In a nonpartisan move, Parliament has put forth a bill to establish a special committee to further investigate circumstances surrounding the VEB fund controversy.
The five-member committee will include one member from each parliamentary party as well as an additional member from a loose group of independent ex-Center Party members.
Earlier this month, the Bank of Estonia released an internal audit which found that in 1995 officials at the Bank of Estonia falsified documents in what may have been an attempt to salvage some of the funds frozen in a Soviet-era bank.
The committee is supposed to determine why the central bank falsified the letter and whether any financial transactions were carried out based on the letter.
The deadline for presenting its findings was set for October 1.

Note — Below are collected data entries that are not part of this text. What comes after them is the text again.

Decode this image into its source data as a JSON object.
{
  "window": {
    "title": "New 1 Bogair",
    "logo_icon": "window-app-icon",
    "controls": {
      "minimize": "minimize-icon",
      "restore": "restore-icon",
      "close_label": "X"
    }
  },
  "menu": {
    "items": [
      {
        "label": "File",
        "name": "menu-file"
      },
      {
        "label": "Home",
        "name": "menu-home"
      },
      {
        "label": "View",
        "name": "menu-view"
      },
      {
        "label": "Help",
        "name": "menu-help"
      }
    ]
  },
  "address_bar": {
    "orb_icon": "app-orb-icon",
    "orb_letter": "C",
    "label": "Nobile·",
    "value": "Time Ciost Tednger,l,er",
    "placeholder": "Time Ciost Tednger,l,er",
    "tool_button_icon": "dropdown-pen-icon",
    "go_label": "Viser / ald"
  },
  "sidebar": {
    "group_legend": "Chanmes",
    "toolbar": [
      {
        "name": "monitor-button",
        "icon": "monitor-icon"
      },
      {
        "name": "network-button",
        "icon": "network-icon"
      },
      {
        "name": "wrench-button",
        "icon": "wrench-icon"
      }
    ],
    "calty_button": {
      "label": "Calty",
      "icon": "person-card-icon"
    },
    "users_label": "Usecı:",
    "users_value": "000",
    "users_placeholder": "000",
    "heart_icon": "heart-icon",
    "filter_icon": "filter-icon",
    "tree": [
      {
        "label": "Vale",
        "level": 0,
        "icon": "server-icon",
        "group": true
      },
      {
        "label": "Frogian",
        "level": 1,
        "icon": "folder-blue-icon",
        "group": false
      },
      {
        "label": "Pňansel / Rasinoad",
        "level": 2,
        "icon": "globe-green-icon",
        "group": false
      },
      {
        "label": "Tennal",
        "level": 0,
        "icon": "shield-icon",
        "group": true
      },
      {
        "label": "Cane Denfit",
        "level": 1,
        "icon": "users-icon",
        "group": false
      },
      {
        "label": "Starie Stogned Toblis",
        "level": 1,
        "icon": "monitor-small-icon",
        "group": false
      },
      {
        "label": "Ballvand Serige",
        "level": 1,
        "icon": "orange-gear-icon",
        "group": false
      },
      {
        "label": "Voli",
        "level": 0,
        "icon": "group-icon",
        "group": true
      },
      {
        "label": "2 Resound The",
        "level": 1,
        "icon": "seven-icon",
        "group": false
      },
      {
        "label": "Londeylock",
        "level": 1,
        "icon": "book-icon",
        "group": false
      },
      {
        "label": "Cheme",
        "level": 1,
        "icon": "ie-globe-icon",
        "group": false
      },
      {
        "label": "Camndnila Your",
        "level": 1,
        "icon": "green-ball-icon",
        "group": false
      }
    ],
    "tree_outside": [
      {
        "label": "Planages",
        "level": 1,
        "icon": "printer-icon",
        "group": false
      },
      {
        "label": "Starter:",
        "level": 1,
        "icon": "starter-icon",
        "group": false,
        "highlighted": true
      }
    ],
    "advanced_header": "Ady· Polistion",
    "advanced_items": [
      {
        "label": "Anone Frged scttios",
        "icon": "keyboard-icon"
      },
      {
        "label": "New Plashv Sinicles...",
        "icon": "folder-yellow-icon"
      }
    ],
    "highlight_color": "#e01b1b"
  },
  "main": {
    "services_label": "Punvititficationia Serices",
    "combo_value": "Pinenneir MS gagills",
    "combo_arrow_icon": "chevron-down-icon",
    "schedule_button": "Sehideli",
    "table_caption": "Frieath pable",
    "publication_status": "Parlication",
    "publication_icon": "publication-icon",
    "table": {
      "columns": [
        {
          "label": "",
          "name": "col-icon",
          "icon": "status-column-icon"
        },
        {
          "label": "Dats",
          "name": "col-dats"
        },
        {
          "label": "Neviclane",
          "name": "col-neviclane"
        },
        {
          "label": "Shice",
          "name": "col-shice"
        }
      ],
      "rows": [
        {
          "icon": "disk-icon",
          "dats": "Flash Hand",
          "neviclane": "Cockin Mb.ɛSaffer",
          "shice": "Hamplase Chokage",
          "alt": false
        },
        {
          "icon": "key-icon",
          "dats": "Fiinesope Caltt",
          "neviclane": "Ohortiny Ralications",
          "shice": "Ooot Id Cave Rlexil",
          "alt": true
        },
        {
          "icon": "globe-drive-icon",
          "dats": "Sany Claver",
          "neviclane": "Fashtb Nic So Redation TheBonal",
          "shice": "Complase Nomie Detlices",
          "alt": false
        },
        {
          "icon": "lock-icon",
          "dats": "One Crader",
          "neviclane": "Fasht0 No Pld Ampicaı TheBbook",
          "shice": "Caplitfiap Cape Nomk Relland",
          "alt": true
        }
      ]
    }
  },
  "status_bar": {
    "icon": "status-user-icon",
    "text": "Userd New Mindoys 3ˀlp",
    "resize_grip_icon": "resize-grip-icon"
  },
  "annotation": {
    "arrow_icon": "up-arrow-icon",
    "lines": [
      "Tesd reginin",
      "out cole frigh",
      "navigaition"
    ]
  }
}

In the early 1990s, the Estonian government formed a fund to protect the interests of private and public claimants against the Russian bank VEB, which had frozen all foreign accounts.
The recent audit found irregularities that credited a Russian firm, TSL, with an additional 32 million dollars in the VEB. The sum matched various Estonian government holdings.
Russia said earlier that year it would give only resident companies the opportunity to get back their deposits - in the form of Russian government bonds. Estonian government institutions sold off their claims in VEB - considered doubtful - at market price to North Estonian Bank and Ühisbank, and the claims were acquired by TSL International.